Être chrétien : le pape, Agatha Christie et l’Ukraine

Le pape Léon XIV après son élection. Photo : Edgar Beltrán

Au moment où l’on ne sait plus où donner de la tête avec les nouvelles qui nous proviennent des quatre coins du monde, l’actualité nous offre parfois un espace inattendu de méditation et de spiritualité. Un moment de grâce. 

Pour ma part, ce moment s’est produit pendant que j’écoutais la première homélie de Léon XIV, prononcée le neuf mai dans la chapelle Sixtine. Dans ce discours programmatique, à la fois serein, paisible et puissant, le nouveau Pape a abordé la question fondamentale : ce que signifie être chrétien. 

Il a rappelé le monde « de cercles de pouvoir cruels et théâtre de trahisons » qui « élimine » Jésus en raison « de son exigence d’honnêteté et de moralité ». Ce monde croit que Jésus, « un homme droit, courageux, qui parle bien et dit des choses justes », n’est qu’un excentrique hors sol.

Comment ne pas penser à la realpolitik et à ses partisans cyniques, toujours prompts à ridiculiser toute contradiction imprégnée de valeurs, la qualifiant de douce utopie ? 

Être chrétien, c’est incarner des valeurs – courage, honnêteté, justice, moralité. Ces valeurs ne font pas de nous des « faibles », mais des disciples du Christ. Tout simplement. Encore faut-il les mettre en pratique : les convictions doivent se traduire par des actes, sinon elles ne sont qu’une posture, comme le rappelle le Pape.
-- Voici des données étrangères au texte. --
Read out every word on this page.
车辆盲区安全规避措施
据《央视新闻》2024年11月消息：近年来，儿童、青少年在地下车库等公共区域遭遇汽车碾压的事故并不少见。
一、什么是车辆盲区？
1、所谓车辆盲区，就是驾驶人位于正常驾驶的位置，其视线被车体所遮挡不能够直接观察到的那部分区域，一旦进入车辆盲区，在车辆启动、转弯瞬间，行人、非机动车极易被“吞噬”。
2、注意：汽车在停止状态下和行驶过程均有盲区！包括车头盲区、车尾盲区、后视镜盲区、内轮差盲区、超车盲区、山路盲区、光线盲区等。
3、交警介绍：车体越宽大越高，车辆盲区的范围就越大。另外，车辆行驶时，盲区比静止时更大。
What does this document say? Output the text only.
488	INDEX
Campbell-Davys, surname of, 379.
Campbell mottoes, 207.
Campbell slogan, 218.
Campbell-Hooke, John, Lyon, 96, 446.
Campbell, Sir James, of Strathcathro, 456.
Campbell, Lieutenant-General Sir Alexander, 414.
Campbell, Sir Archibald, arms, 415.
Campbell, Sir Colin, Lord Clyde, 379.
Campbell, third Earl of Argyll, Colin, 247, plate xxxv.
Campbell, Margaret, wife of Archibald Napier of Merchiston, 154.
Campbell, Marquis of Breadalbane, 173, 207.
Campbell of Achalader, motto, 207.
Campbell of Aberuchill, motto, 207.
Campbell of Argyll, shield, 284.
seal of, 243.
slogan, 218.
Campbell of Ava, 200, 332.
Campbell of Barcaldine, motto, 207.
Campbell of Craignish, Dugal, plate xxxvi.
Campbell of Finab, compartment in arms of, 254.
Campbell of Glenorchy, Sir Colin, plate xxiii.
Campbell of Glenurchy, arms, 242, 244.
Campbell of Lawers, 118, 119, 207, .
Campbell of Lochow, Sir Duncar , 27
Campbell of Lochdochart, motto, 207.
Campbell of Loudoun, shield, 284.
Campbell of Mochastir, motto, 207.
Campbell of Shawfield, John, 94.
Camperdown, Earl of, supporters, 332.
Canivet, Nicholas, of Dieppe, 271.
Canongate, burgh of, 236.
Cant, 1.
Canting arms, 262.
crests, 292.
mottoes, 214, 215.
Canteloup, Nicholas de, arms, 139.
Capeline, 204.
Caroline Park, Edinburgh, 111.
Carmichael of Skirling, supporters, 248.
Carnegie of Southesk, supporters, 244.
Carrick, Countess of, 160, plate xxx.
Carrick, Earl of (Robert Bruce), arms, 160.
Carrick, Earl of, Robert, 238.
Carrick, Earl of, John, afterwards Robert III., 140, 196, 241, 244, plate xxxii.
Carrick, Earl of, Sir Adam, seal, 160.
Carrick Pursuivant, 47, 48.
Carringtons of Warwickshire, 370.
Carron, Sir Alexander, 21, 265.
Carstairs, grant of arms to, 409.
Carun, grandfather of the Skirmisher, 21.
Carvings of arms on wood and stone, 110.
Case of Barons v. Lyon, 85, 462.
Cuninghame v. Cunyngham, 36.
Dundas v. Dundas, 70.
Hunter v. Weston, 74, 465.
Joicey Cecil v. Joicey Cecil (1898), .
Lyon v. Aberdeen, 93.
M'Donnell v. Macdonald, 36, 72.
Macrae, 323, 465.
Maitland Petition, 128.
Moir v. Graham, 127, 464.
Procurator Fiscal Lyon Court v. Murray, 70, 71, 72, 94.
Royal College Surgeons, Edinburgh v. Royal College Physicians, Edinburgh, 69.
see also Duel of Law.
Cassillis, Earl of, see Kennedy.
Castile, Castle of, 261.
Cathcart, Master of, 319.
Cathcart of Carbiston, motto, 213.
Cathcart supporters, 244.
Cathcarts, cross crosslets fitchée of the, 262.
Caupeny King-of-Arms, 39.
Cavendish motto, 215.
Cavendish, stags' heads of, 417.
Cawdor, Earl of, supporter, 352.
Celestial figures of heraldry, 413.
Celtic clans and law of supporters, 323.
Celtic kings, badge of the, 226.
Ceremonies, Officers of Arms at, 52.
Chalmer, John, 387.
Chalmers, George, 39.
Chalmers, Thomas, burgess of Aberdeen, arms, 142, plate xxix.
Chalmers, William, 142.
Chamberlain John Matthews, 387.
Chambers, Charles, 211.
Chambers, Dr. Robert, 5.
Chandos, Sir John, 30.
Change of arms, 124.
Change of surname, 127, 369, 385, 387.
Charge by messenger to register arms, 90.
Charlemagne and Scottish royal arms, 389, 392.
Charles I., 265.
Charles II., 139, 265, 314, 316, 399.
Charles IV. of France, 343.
Je ne peux m’empêcher de penser au « soutien à l’Ukraine » de certains… Que valent des paroles de soutien sans actes ? Des actes suffisants et nécessaires ? Par absence de courage, par opportunisme, par corruption…

Une histoire racontée par Agatha Christie dans son Autobiographie me revient à l’esprit. La célèbre écrivaine évoque des paroles de sa professeure de mathématiques qui l’avaient profondément marquée : « Être chrétien, c’est comprendre et accepter la vie qu’a connue le Christ ; être joyeux et heureux comme il savait l’être […]. Mais aussi ressentir, comme lui, ce que c’est d’être seul dans le jardin de Gethsémani, se sentir abandonné par tous vos amis, par ceux que vous aimez et en qui vous aviez confiance, et même par Dieu lui-même. Et comprendre que ce n’est pas la fin » (ma propre traduction). Tout au long de sa vie, Agatha Christie y avait beaucoup réfléchi. Moi aussi. Pour des raisons différentes.

J’y ai aussi beaucoup pensé en songeant à l’Ukraine et aux Ukrainiens. À leur talent de rire toujours et d’être heureux, à leur joie de vivre, à leur amour des fleurs. Mais aussi aux moments de courage et de solitude, de souffrance non résignée qu’ils ont vécus. À une sorte d’admiration internationale populaire qui s’évanouit quand il faut agir pour empêcher « ces braves gens » d’être tués dans leur sommeil. À la fausseté de certaines amitiés dont les Ukrainiens ne sont pas dupes. Aux moments si noirs qu’on a l’impression d’être abandonné par Dieu lui-même, sans fuir, à rester là, au milieu de la nuit, prêt à vivre ce que tu as à vivre. À mourir. Sous les yeux de la foule qui t’a célébré il y a si peu. Près de tes amis qui t’ont vendu pour les trente deniers de la realpolitik

« Le mal ne gagnera pas », a promis le Pape le soir de son élection à une foule emplie d’espoir et de joie. Le temps nous dira ce qu’il voulait dire par là, mais pour moi, pour les Ukrainiens, et cela depuis toujours, une chose est certaine : le mal ne gagnera pas. Parce que nous savons, les Ukrainiens savent, que quelle que soit la nuit, ce n’est pas la fin. 

Marianna Perebenesiuk est comparatiste, spécialiste de la littérature française, des métiers du livre et de l’audiovisuel. Auteur d’un essai en thanatologie, elle avait également travaillé avec des sociétés de production et des ONG et collabore avec l’hebdomadaire national ukrainien Ukraïnskyi Tyzhden. Depuis le début de la guerre, elle décrypte régulièrement le contexte ukrainien dans les médias français.